Bengkel Bising Hingga Dini Hari Dikeluhkan Warga RW 04 Semper Barat, Satpol PP Siap Ambil Tindakan Tegas

GD. ID, JAKARTA– Aktivitas sebuah bengkel motor di wilayah RT 02 RW 04, Kelurahan Semper Barat, Kecamatan Cilincing, menuai keluhan warga. Bengkel tersebut dilaporkan kerap beroperasi hingga larut malam bahkan sampai pagi hari, menimbulkan kebisingan yang mengganggu kenyamanan lingkungan sekitar.

Ketua RW 04 Semper Barat, Djumadi atau yang akrab disapa Uje, membenarkan adanya pengaduan dari masyarakat terkait aktivitas bengkel tersebut.

“Persoalannya jelas, ada keluhan warga. Bengkel ini buka sampai larut malam, bahkan sampai pagi. Suaranya berisik, bunyi ketok-ketokan, gas-gas motor. Itu jelas mengganggu lingkungan,” ujar Uje. Saat di temui di Kawasan Semper Barat, Cilincing, Jakarta Utara, (2/2/2026).

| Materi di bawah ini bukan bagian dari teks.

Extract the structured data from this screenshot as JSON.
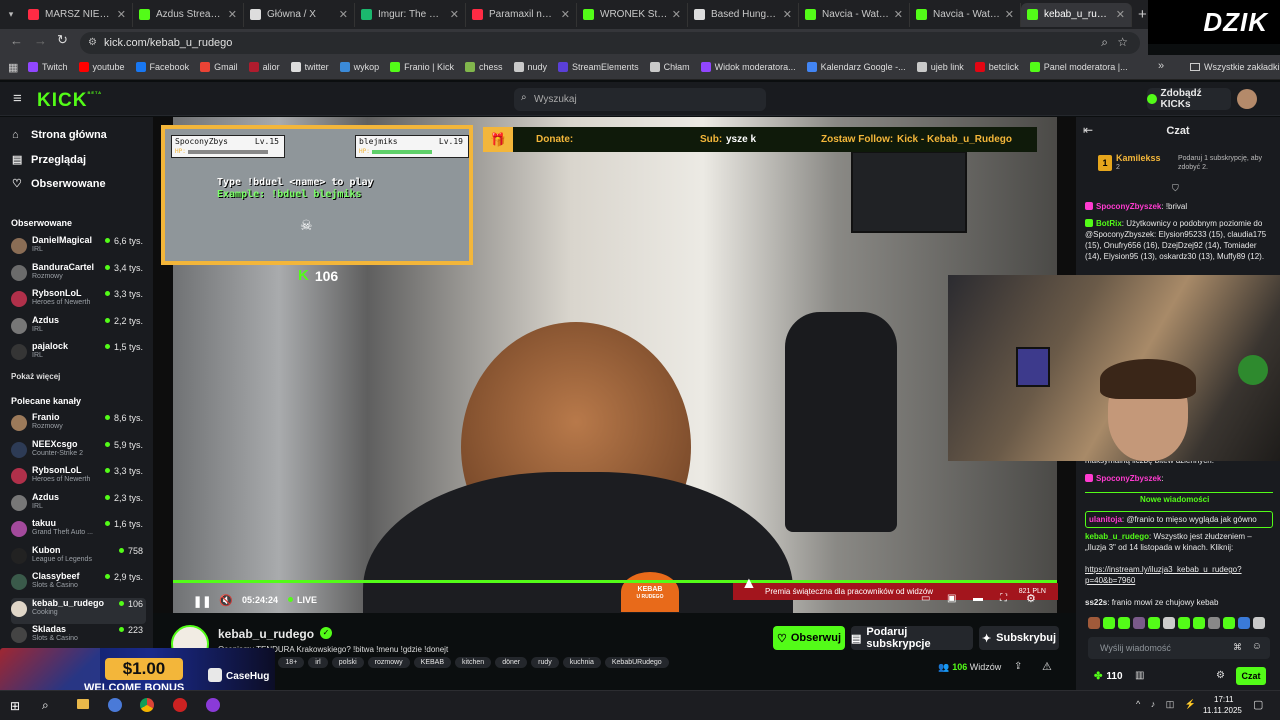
{
  "browser": {
    "tabs": [
      {
        "label": "MARSZ NIEPODLEG",
        "color": "#ff2b44"
      },
      {
        "label": "Azdus Stream - W",
        "color": "#53fc18"
      },
      {
        "label": "Główna / X",
        "color": "#dddddd"
      },
      {
        "label": "Imgur: The magic",
        "color": "#1bb76e"
      },
      {
        "label": "Paramaxil najleps",
        "color": "#ff2b44"
      },
      {
        "label": "WRONEK Stream",
        "color": "#53fc18"
      },
      {
        "label": "Based Hungary w",
        "color": "#dddddd"
      },
      {
        "label": "Navcia - Watch cl",
        "color": "#53fc18"
      },
      {
        "label": "Navcia - Watch th",
        "color": "#53fc18"
      },
      {
        "label": "kebab_u_rudego",
        "color": "#53fc18",
        "active": true
      }
    ],
    "url": "kick.com/kebab_u_rudego",
    "overlay_brand": "DZIK",
    "bookmarks": [
      {
        "label": "Twitch",
        "color": "#9146ff"
      },
      {
        "label": "youtube",
        "color": "#ff0000"
      },
      {
        "label": "Facebook",
        "color": "#1877f2"
      },
      {
        "label": "Gmail",
        "color": "#ea4335"
      },
      {
        "label": "alior",
        "color": "#b01c2e"
      },
      {
        "label": "twitter",
        "color": "#dddddd"
      },
      {
        "label": "wykop",
        "color": "#3b8ad8"
      },
      {
        "label": "Franio | Kick",
        "color": "#53fc18"
      },
      {
        "label": "chess",
        "color": "#81b64c"
      },
      {
        "label": "nudy",
        "color": "#c9c9c9"
      },
      {
        "label": "StreamElements",
        "color": "#5a3fd8"
      },
      {
        "label": "Chłam",
        "color": "#c9c9c9"
      },
      {
        "label": "Widok moderatora...",
        "color": "#9146ff"
      },
      {
        "label": "Kalendarz Google -...",
        "color": "#4285f4"
      },
      {
        "label": "ujeb link",
        "color": "#c9c9c9"
      },
      {
        "label": "betclick",
        "color": "#e30613"
      },
      {
        "label": "Panel moderatora |...",
        "color": "#53fc18"
      }
    ],
    "all_bookmarks": "Wszystkie zakładki"
  },
  "kick": {
    "logo": "KICK",
    "logo_sup": "BETA",
    "search_placeholder": "Wyszukaj",
    "get_kicks": "Zdobądź KICKs"
  },
  "sidebar": {
    "nav": [
      {
        "label": "Strona główna",
        "icon": "⌂"
      },
      {
        "label": "Przeglądaj",
        "icon": "▤"
      },
      {
        "label": "Obserwowane",
        "icon": "♡"
      }
    ],
    "followed_title": "Obserwowane",
    "followed": [
      {
        "name": "DanielMagical",
        "category": "IRL",
        "viewers": "6,6 tys.",
        "color": "#8a6d55"
      },
      {
        "name": "BanduraCartel",
        "category": "Rozmowy",
        "viewers": "3,4 tys.",
        "color": "#6b6b6b"
      },
      {
        "name": "RybsonLoL",
        "category": "Heroes of Newerth",
        "viewers": "3,3 tys.",
        "color": "#b0304a"
      },
      {
        "name": "Azdus",
        "category": "IRL",
        "viewers": "2,2 tys.",
        "color": "#777777"
      },
      {
        "name": "pajalock",
        "category": "IRL",
        "viewers": "1,5 tys.",
        "color": "#353535"
      }
    ],
    "show_more": "Pokaż więcej",
    "recommended_title": "Polecane kanały",
    "recommended": [
      {
        "name": "Franio",
        "category": "Rozmowy",
        "viewers": "8,6 tys.",
        "color": "#9c7a5a"
      },
      {
        "name": "NEEXcsgo",
        "category": "Counter-Strike 2",
        "viewers": "5,9 tys.",
        "color": "#2d3b55"
      },
      {
        "name": "RybsonLoL",
        "category": "Heroes of Newerth",
        "viewers": "3,3 tys.",
        "color": "#b0304a"
      },
      {
        "name": "Azdus",
        "category": "IRL",
        "viewers": "2,3 tys.",
        "color": "#777777"
      },
      {
        "name": "takuu",
        "category": "Grand Theft Auto ...",
        "viewers": "1,6 tys.",
        "color": "#a34a9c"
      },
      {
        "name": "Kubon",
        "category": "League of Legends",
        "viewers": "758",
        "color": "#222222"
      },
      {
        "name": "Classybeef",
        "category": "Slots & Casino",
        "viewers": "2,9 tys.",
        "color": "#3a5a4a"
      },
      {
        "name": "kebab_u_rudego",
        "category": "Cooking",
        "viewers": "106",
        "color": "#e0d6c8",
        "selected": true
      },
      {
        "name": "Skladas",
        "category": "Slots & Casino",
        "viewers": "223",
        "color": "#444444"
      }
    ],
    "show_more_bottom": "Pokaż"
  },
  "player": {
    "donate_label": "Donate:",
    "sub_label": "Sub:",
    "sub_value": "ysze k",
    "follow_label": "Zostaw Follow:",
    "follow_value": "Kick - Kebab_u_Rudego",
    "game": {
      "p1_name": "SpoconyZbys",
      "p1_lvl": "Lv.15",
      "p2_name": "blejmiks",
      "p2_lvl": "Lv.19",
      "hp_label": "HP:",
      "line1": "Type !bduel <name> to play",
      "line2": "Example: !bduel blejmiks"
    },
    "k_count": "106",
    "time": "05:24:24",
    "live": "LIVE",
    "premia": "Premia świąteczna dla pracowników od widzów",
    "premia_amount": "821 PLN",
    "cap_brand": "KEBAB",
    "cap_sub": "U RUDEGO"
  },
  "stream": {
    "channel": "kebab_u_rudego",
    "title": "Oceniamy TENDURA Krakowskiego? !bitwa !menu !gdzie !donejt",
    "tags": [
      "sh",
      "18+",
      "irl",
      "polski",
      "rozmowy",
      "KEBAB",
      "kitchen",
      "döner",
      "rudy",
      "kuchnia",
      "KebabURudego"
    ],
    "follow_btn": "Obserwuj",
    "gift_btn": "Podaruj subskrypcje",
    "sub_btn": "Subskrybuj",
    "viewers": "106",
    "viewers_label": "Widzów"
  },
  "chat": {
    "title": "Czat",
    "pinned_user": "Kamilekss",
    "pinned_count": "2",
    "pinned_text": "Podaruj 1 subskrypcję, aby zdobyć 2.",
    "messages": [
      {
        "user": "SpoconyZbyszek",
        "color": "#ff3bd0",
        "text": "!brival"
      },
      {
        "user": "BotRix",
        "color": "#53fc18",
        "text": "Użytkownicy o podobnym poziomie do @SpoconyZbyszek: Elysion95233 (15), claudia175 (15), Onufry656 (16), DzejDzej92 (14), Tomiader (14), Elysion95 (13), oskardz30 (13), Muffy89 (12)."
      },
      {
        "user": "",
        "color": "#e8e8e8",
        "text": "maksymalną liczbę bitew dziennych."
      },
      {
        "user": "SpoconyZbyszek",
        "color": "#ff3bd0",
        "text": ""
      }
    ],
    "new_messages": "Nowe wiadomości",
    "new": [
      {
        "user": "ulanitoja",
        "color": "#ff3bd0",
        "text": "@franio to mięso wygląda jak gówno"
      },
      {
        "user": "kebab_u_rudego",
        "color": "#53fc18",
        "text": "Wszystko jest złudzeniem – „Iluzja 3\" od 14 listopada w kinach. Kliknij:"
      },
      {
        "user": "",
        "color": "#e8e8e8",
        "text": "https://instream.ly/iluzja3_kebab_u_rudego?p=40&b=7960"
      },
      {
        "user": "ss22s",
        "color": "#e8e8e8",
        "text": "franio mowi ze chujowy kebab"
      }
    ],
    "input_placeholder": "Wyślij wiadomość",
    "points": "110",
    "send_btn": "Czat"
  },
  "ad": {
    "amount": "$1.00",
    "text": "WELCOME BONUS",
    "brand": "CaseHug"
  },
  "taskbar": {
    "time": "17:11",
    "date": "11.11.2025"
  }
}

Menurutnya, meskipun tidak semua persoalan harus menunggu laporan warga, namun ketika aktivitas usaha sudah menimbulkan keresahan, maka perlu ada tindakan minimal berupa teguran.

“Kalau memang tidak mengganggu lingkungan, tentu tidak masalah. Tapi ini jelas mengganggu. Minimal harus ditegur,” tegasnya.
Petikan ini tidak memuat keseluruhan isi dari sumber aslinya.